Jyoti Basu is often credited for being the first CM to come out with an industrial policy way back in 1994. But he and his comrades were the ones who drove private capital out in the first place. He would surely have realised later the recklessness of his and his party’s earlier actions and policies, but by the time he set about rectifying them, it was too late. Even today, Bengal struggles to attract private capital. “When I was India’s ambassador to the US,” recalls Ray, “Jyoti led a business delegation to attract American capital. I set up interactions with top CEOs and chambers. MoUs worth an astounding $130 crore were signed. Basu went back happy, but did nothing to follow up on the MoUs. Not a single one turned into an investment on the ground.”

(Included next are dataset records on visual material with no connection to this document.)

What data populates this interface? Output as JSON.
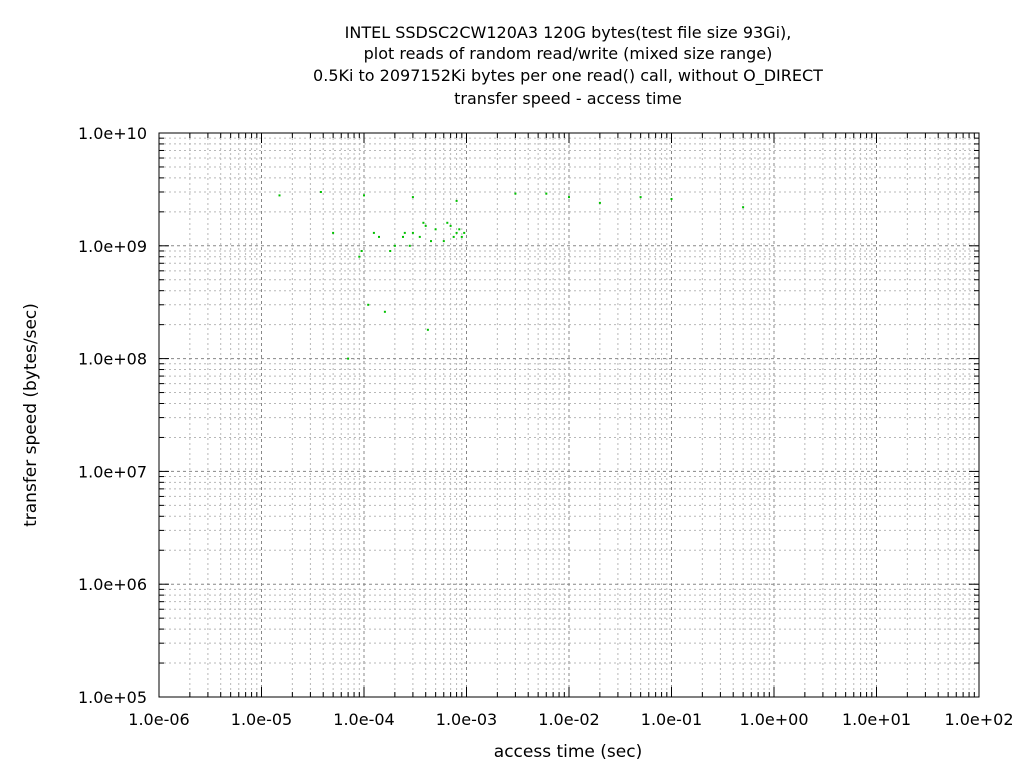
{
  "chart_data": {
    "type": "scatter",
    "title_lines": [
      "INTEL SSDSC2CW120A3 120G bytes(test file size 93Gi),",
      "plot reads of random read/write (mixed size range)",
      "0.5Ki to 2097152Ki bytes per one read() call, without O_DIRECT",
      "transfer speed - access time"
    ],
    "xlabel": "access time (sec)",
    "ylabel": "transfer speed (bytes/sec)",
    "x_scale": "log",
    "y_scale": "log",
    "xlim": [
      1e-06,
      100
    ],
    "ylim": [
      100000,
      10000000000
    ],
    "x_ticks": [
      {
        "value": 1e-06,
        "label": "1.0e-06"
      },
      {
        "value": 1e-05,
        "label": "1.0e-05"
      },
      {
        "value": 0.0001,
        "label": "1.0e-04"
      },
      {
        "value": 0.001,
        "label": "1.0e-03"
      },
      {
        "value": 0.01,
        "label": "1.0e-02"
      },
      {
        "value": 0.1,
        "label": "1.0e-01"
      },
      {
        "value": 1,
        "label": "1.0e+00"
      },
      {
        "value": 10,
        "label": "1.0e+01"
      },
      {
        "value": 100,
        "label": "1.0e+02"
      }
    ],
    "y_ticks": [
      {
        "value": 100000,
        "label": "1.0e+05"
      },
      {
        "value": 1000000,
        "label": "1.0e+06"
      },
      {
        "value": 10000000,
        "label": "1.0e+07"
      },
      {
        "value": 100000000,
        "label": "1.0e+08"
      },
      {
        "value": 1000000000,
        "label": "1.0e+09"
      },
      {
        "value": 10000000000,
        "label": "1.0e+10"
      }
    ],
    "grid": true,
    "point_color": "#00c000",
    "series": [
      {
        "points": [
          [
            5e-05,
            1300000000
          ],
          [
            7e-05,
            100000000
          ],
          [
            9e-05,
            800000000
          ],
          [
            9.5e-05,
            900000000
          ],
          [
            0.00011,
            300000000
          ],
          [
            0.000125,
            1300000000
          ],
          [
            0.00014,
            1200000000
          ],
          [
            0.00016,
            260000000
          ],
          [
            0.00018,
            900000000
          ],
          [
            0.0002,
            1000000000
          ],
          [
            0.00024,
            1200000000
          ],
          [
            0.0003,
            1300000000
          ],
          [
            0.00035,
            1200000000
          ],
          [
            0.0004,
            1500000000
          ],
          [
            0.00042,
            180000000
          ],
          [
            0.0005,
            1400000000
          ],
          [
            0.0006,
            1100000000
          ],
          [
            0.0007,
            1500000000
          ],
          [
            0.0008,
            1300000000
          ],
          [
            0.0009,
            1200000000
          ],
          [
            0.00025,
            1300000000
          ],
          [
            0.00045,
            1100000000
          ],
          [
            0.00065,
            1600000000
          ],
          [
            0.00075,
            1200000000
          ],
          [
            0.00085,
            1400000000
          ],
          [
            0.00095,
            1300000000
          ],
          [
            0.00028,
            1000000000
          ],
          [
            0.00038,
            1600000000
          ],
          [
            3.8e-05,
            3000000000
          ],
          [
            1.5e-05,
            2800000000
          ],
          [
            0.0001,
            2800000000
          ],
          [
            0.0003,
            2700000000
          ],
          [
            0.0008,
            2500000000
          ],
          [
            0.003,
            2900000000
          ],
          [
            0.006,
            2900000000
          ],
          [
            0.01,
            2700000000
          ],
          [
            0.02,
            2400000000
          ],
          [
            0.05,
            2700000000
          ],
          [
            0.1,
            2600000000
          ],
          [
            0.5,
            2200000000
          ]
        ]
      }
    ]
  }
}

During his first couple of tenures as CM, Jyoti Basu’s response to flight of capital was one of utter disdain. “These unscrupulous moneybags are scrambling to other states that are offering blandishments to them. Let them go,” he would often say. He did nothing to restrain the CPM-affiliated Citu—Centre of Indian Trade Unions—from maligning, humiliating and even assaulting senior executives in the private sector and placing impossible demands on them, thus leading almost all corporates to pull out of Bengal. Jyoti Basu then attributed the resultant loss of millions of jobs to New Delhi’s ‘step-motherly treatment’ of Bengal, a bogey he never tired of repeating.
The pursuit of a misguided anti-elitist (read: anti-excellence) line laid down by the party led the best and brightest to leave Bengal. Jyoti Basu, being an urbane leader himself, would have known that his party’s policy of neglecting urban Bengal, especially Kolkata, would do incalculable harm to the state’s image. This city came to be known as the best metropolis to get away from, a perception that lingers among many.
To be fair, Jyoti Basu and his party steered ‘Operation Barga’ that gave rights to sharecroppers, improving their financial condition and giving them dignity. Ceiling-surplus land was re-distributed among millions of landless farmers. The three-tier panchayat system was strengthened in rural Bengal, giving the poor a new sense of empowerment and independence from urban dominance. These measures helped the party and enhanced the CM’s stature.
But then, Jyoti Basu and his party lost the plot midway. Farmland grew fragmented, and failure to increase agricultural productivity led to dwindling incomes, creating new disquiet in rural areas that were the party’s bastions. The stranglehold of his party over the panchayat institutions started evoking resentment. “Even in the agricultural sector, Basu could not take the initial good work forward. So how can he be called a far-sighted man, a visionary and a good administrator? How do you judge a man for whom the party, and not the people he’s meant to serve as CM, is supreme?” asks Sarkar.
Bengal’s misfortune, as Ray says, is that Jyoti Basu was a communist. To him, the party was supreme, with Bengal a distant second. The tragedy is even greater because the man had what it would’ve taken to arrest the state’s downslide and restore it to its lost position as an industrial, economic, social and intellectual powerhouse in India. That he didn’t is bound to remain the helmsman’s troubled legacy.